Het is jammer, maar beroepsmatige kennis, ook die van informatici, heeft een halfwaardetijd. Opgeslagen in databases, in de hoofden van mensen of in de vorm van handleidingen en schema's ... het veroudert vanzelf. De snelheid waarmee inhoudelijke kennis onbruikbaar wordt, is omgekeerd evenredig met de rijpheid van een technologie. Bij oude en stabiele technologieën heeft de bijbehorende kennis een lang leven - de timmerman van 500 jaar terug kan nu zo aan de slag. De informatietechnologie is echter een jonge technologie: kennis daarover heeft daarom een korte halfwaardetijd. Automatiseringskennis van 15 of zelfs 5 jaar terug is al verouderd. En dat blijft ook zo; de instrumenten en concepten evolueren nog steeds snel. Minstens drie wezenlijk nieuwe ontwikkelingen zijn in aantocht: intelligente apparaten en agents, kennissystemen die kunnen omgaan met natuurlijke taal en fuzzy logic, en tenslotte de verwebbing van informatie, applicaties en interfaces. Kennis en werkervaring met 'oude' technieken zullen vrijwel nutteloos blijken (en soms zelfs een belemmering) om deze nieuwe mogelijkheden onder de knie te krijgen.
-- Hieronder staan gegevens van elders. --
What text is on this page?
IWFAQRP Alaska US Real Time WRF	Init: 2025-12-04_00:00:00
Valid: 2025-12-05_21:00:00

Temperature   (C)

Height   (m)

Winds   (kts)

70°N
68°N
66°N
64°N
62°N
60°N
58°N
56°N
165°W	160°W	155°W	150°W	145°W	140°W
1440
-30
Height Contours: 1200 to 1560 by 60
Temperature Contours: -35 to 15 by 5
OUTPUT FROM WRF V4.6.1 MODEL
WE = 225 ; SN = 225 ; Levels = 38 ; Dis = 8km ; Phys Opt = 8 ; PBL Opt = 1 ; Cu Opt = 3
De vraag is echter of technische kennis het voornaamste wapen van de toekomstige informaticus zal zijn. Ongeacht de in te zetten techniek blijkt de vertaling van IT-mogelijkheden naar rendabele, operationele toepassingen het grote obstakel. De belangrijkste oorzaak is dat de beginnende informaticus een theoretisch en vertekend beeld heeft hoe informatie in de praktijk van organisaties wordt gebruikt. Een schets van de werkelijkheid:
- Informatie, ook die kristalhelder gemodelleerde informatie, is slechts een onderdeel van beslisprocessen ... die onduidelijk, irrationeel en politiek-beladen zijn.
- Mensen denken niet in boomstructuren en datamodellen, maar in processen en associaties.
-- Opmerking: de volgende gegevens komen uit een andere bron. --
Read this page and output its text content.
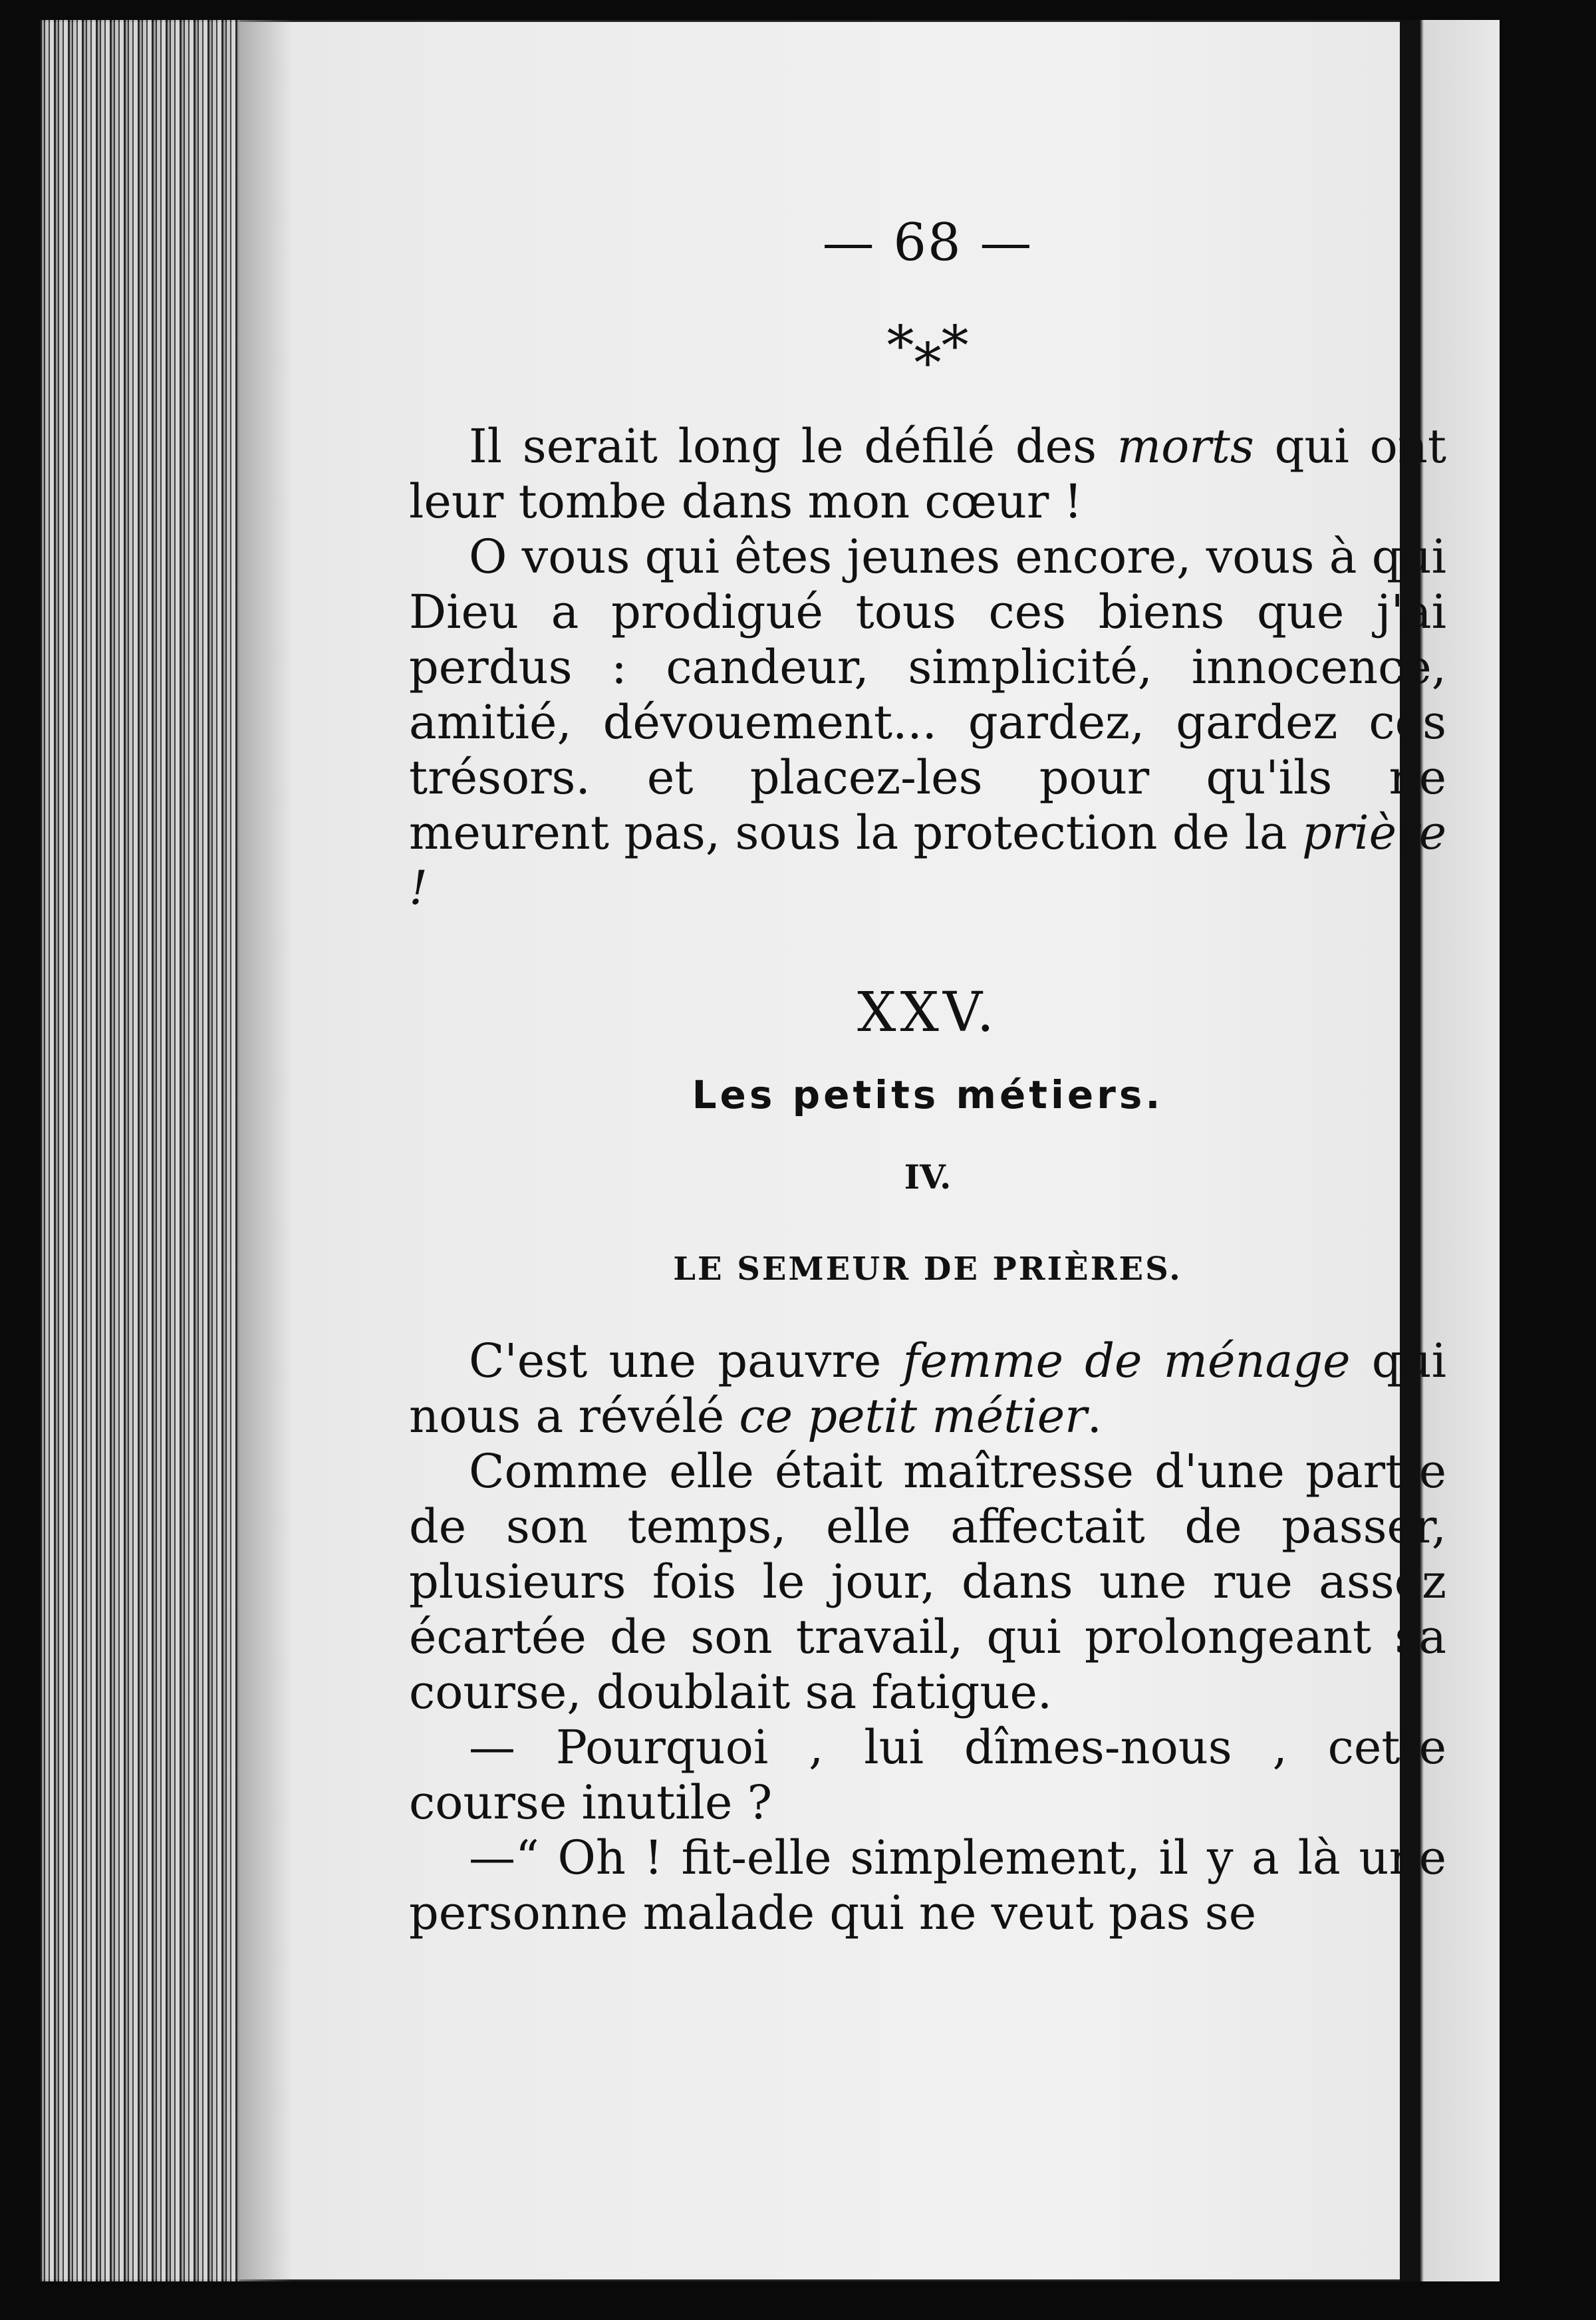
— 68 —
*⁎*

Il serait long le défilé des morts qui ont leur tombe dans mon cœur !

O vous qui êtes jeunes encore, vous à qui Dieu a prodigué tous ces biens que j'ai perdus : candeur, simplicité, innocence, amitié, dévouement... gardez, gardez ces trésors. et placez-les pour qu'ils ne meurent pas, sous la protection de la prière !

XXV.
Les petits métiers.
IV.
LE SEMEUR DE PRIÈRES.

C'est une pauvre femme de ménage qui nous a révélé ce petit métier.

Comme elle était maîtresse d'une partie de son temps, elle affectait de passer, plusieurs fois le jour, dans une rue assez écartée de son travail, qui prolongeant sa course, doublait sa fatigue.

— Pourquoi , lui dîmes-nous , cette course inutile ?

—“ Oh ! fit-elle simplement, il y a là une personne malade qui ne veut pas se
- Beslissers die investeringen in informatiesystemen overwegen horen graag wat zo'n systeem betekent voor hun business en waar de opbrengsten, risico's en alternatieven liggen. Voor hen is informatie een middel, geen doel.
Veel informatici hebben deze waarheden, met vallen en opstaan, zelf langzaam moeten ontdekken. Niet zelden vervalt men daarbij in scepsis en gemopper; "allemaal weerstand" zuchten ze tegen elkaar.
Het pleit voor opleidingsvormen waarin de aankomende informaticus een beter besef krijgt van de werkelijke rol van informatie; waarin hij gestructureerd (en vooraf!) leert wat hij anders zelf fragmentarisch moet ondervinden. Hij moet ervaren, in afstudeer-opdrachten en stages, wat informatie in een business-setting betekent. Niet binnen de beschermde omgeving van een automatiseringsafdeling, maar 'aan de kant' van de gebruiker. Theoretische kennis over besliskunde, bedrijfspsychologie, concurrentie-strategieën en groepsprocessen kan dat ondersteunen, veel meer dan weten hoe je een datamodel precies moet normaliseren.
Dit soort kennis, over hoe organisaties werken en wat informatie(systemen) daarin voorstellen, heeft wél een lange halfwaardetijd: de mens en zijn cognitieve vermogens veranderen niet. Het komt, ongeacht de technologie, altijd van pas en maakt informatici 'fit to their job'.